Uncertain of the reality of what he just witness Zakes wakes Beth to tell her what he saw; a bloodied naked woman chained up in a cage.
Zakes calls the police to let them know what he’s seen, but before he can make sure the police catch the truck he spots his next off ramp and takes it so he can finish his nights work.
Beth is less than impressed with his lack of civil duty and storms off. After finishing his work, Zakes sets about reconciling with Beth, but then he realises that the white truck driver has struck again and taken his girls friend.
What follows is an intense cat and mouse game down the motorway and onto deserted back roads as Zakes tries desperately to make sure his girlfriend doesn’t pay the ultimate price for his cavalier attitude.
This tightly run British thriller is a gem of a find. With a slow start, some deliberate clues are laid down, and the journey is mapped out in what looks like a predictable High Tension or Hostel mixed in with a little Duel, storyline.
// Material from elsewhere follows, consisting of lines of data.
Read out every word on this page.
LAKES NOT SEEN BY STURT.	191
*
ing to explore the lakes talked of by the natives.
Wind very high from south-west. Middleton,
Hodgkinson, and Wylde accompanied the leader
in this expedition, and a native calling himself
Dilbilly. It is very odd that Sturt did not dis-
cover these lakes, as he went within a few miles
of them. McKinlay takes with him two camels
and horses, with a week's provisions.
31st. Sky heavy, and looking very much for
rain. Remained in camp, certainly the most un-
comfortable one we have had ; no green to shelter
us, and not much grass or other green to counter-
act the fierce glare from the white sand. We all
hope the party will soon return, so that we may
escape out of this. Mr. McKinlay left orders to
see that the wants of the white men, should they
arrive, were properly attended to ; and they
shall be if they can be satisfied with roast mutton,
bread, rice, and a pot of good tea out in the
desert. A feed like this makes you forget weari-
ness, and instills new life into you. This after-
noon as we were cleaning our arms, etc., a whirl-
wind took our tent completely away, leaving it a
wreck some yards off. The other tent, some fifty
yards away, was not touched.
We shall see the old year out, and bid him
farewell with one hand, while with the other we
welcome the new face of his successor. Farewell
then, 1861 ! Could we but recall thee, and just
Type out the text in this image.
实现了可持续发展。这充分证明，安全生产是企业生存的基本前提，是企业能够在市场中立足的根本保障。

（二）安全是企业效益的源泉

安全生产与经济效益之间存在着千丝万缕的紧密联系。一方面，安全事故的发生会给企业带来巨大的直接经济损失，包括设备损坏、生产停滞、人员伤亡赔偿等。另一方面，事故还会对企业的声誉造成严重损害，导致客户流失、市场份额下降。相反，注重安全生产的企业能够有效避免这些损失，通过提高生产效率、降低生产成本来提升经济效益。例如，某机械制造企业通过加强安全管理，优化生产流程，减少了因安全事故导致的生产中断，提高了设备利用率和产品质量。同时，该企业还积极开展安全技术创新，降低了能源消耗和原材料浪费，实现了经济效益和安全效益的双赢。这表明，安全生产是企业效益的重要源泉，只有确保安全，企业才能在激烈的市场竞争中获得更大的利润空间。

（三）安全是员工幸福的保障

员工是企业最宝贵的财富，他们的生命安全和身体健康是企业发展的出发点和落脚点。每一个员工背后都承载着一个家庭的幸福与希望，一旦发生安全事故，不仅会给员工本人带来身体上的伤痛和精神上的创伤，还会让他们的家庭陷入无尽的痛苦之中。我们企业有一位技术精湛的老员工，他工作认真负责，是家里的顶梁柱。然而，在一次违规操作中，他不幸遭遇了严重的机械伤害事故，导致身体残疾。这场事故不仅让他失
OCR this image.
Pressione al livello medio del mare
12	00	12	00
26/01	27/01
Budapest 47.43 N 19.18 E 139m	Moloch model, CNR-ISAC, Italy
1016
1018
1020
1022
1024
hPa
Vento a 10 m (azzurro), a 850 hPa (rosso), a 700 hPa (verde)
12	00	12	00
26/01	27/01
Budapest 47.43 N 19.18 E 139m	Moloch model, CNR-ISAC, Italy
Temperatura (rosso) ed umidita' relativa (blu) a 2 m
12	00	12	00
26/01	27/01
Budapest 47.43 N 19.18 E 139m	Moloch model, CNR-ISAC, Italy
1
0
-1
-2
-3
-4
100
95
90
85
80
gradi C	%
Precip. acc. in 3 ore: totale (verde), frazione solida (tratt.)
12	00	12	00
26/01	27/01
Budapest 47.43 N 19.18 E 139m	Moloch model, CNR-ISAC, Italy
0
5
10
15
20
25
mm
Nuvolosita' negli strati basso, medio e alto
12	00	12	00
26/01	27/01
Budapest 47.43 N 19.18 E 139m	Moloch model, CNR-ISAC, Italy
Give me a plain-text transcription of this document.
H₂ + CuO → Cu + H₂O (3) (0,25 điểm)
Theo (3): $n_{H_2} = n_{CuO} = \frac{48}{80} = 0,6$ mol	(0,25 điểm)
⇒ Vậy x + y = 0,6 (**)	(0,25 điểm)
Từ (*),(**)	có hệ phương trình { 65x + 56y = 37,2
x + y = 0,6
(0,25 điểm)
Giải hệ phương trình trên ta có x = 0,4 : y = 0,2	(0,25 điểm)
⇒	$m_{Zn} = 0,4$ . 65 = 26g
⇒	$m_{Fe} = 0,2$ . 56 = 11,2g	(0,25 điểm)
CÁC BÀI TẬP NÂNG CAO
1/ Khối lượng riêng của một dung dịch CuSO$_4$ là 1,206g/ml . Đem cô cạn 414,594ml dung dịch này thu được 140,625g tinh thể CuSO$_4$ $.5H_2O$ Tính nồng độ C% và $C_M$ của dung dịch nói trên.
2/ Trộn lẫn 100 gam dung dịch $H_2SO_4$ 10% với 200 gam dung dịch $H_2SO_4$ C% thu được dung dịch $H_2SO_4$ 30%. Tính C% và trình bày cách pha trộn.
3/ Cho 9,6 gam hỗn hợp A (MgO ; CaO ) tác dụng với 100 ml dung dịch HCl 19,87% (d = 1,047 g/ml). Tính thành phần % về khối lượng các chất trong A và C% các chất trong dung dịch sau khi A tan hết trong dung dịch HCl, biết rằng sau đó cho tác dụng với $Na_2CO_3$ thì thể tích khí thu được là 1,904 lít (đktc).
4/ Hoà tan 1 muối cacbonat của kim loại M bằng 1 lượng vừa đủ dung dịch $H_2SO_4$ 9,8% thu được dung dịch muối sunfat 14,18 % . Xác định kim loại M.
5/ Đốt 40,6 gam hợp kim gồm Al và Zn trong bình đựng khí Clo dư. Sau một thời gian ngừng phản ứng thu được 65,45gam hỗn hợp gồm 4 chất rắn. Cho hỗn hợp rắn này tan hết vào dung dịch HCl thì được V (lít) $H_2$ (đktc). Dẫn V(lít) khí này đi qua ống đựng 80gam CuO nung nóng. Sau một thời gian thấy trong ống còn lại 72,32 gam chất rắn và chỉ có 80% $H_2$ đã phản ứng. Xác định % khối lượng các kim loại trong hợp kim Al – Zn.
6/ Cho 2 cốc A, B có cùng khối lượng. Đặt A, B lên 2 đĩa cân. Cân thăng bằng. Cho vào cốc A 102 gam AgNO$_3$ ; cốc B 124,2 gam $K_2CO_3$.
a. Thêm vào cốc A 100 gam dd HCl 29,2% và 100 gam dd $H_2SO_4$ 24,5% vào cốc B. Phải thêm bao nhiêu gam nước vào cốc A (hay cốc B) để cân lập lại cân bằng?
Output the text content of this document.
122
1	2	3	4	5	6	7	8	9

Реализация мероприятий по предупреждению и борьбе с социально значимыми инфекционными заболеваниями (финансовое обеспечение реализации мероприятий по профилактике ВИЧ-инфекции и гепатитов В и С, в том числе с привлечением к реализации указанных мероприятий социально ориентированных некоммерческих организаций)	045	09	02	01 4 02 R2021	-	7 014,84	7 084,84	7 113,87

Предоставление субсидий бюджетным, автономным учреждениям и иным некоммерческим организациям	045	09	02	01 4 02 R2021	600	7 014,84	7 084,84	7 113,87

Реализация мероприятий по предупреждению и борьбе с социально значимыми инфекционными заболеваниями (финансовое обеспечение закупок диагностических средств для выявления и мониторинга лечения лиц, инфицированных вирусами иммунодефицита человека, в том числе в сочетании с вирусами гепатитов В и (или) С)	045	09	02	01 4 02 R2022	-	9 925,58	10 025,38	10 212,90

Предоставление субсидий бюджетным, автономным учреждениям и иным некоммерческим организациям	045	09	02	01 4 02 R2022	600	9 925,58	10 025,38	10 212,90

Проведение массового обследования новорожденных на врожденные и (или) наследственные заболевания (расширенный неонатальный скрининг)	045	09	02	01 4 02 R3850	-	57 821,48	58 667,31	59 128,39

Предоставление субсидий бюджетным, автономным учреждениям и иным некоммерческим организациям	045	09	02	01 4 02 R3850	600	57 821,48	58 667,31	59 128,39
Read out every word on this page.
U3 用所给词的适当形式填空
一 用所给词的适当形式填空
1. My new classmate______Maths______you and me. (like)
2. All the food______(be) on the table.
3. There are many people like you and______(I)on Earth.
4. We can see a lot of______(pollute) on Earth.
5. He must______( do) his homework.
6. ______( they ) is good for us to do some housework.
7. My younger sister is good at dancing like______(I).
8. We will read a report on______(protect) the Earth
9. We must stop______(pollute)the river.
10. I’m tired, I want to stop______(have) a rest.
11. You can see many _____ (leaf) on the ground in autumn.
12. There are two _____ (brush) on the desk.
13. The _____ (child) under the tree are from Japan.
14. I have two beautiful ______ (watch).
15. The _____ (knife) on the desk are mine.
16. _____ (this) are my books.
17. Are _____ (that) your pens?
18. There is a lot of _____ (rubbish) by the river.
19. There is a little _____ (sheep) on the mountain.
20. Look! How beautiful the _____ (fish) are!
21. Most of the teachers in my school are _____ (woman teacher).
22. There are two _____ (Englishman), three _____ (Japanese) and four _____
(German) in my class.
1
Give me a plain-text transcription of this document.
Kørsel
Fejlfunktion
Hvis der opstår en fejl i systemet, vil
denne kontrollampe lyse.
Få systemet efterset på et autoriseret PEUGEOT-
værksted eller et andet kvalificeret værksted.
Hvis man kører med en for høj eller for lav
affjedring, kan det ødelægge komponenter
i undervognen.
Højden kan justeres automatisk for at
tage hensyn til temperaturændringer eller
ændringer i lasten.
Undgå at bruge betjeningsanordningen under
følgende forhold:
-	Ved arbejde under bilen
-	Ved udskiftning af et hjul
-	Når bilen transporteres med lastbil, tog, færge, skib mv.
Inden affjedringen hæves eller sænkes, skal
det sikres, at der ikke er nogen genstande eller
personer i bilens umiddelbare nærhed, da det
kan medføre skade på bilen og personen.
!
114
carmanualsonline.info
But unlike most torture-porn, Hush gets it’s thrills through its masterful control of the plot, taking you from one heart attacking inducing moment to the next, forcing you to cry out in despair as Zakes stumbles blindly from one stupid act to another, without having to resort to gratuitous nudity or over the top gore.
With just the right amount of blood and guts, and a couple of scenes where you really feel the characters physical pain, Hush keeps pounding along to it’s brilliant climax that you should have seen coming.
Another fine example of British filmmaking at its best.
Reviewed by: Jonathan Read
Rating: [R16] Violence, offensive language and horror.
Released on: August 13th, 2009
Length (Minutes): 98
Supported Audio: Dolby Digital Surround 2.0
Stars: Stuart McQuarrie, William Ash
Director: Tonderai, Mark
Going Deeper: (may contain spoilers)
Zakes reluctance to go out of his way to help a stranger in mortal peril sets the scene for the main event in Hush. It also throws a huge question about moral choices and consequences. For the sake of having to double back to finish his job, Zakes could have ended the madman’s reign of terror before Beth was taken. He could have saved the lives of numerous people, and would have been a hero not only in Beth’s eyes, but a hero the whole country would have applauded.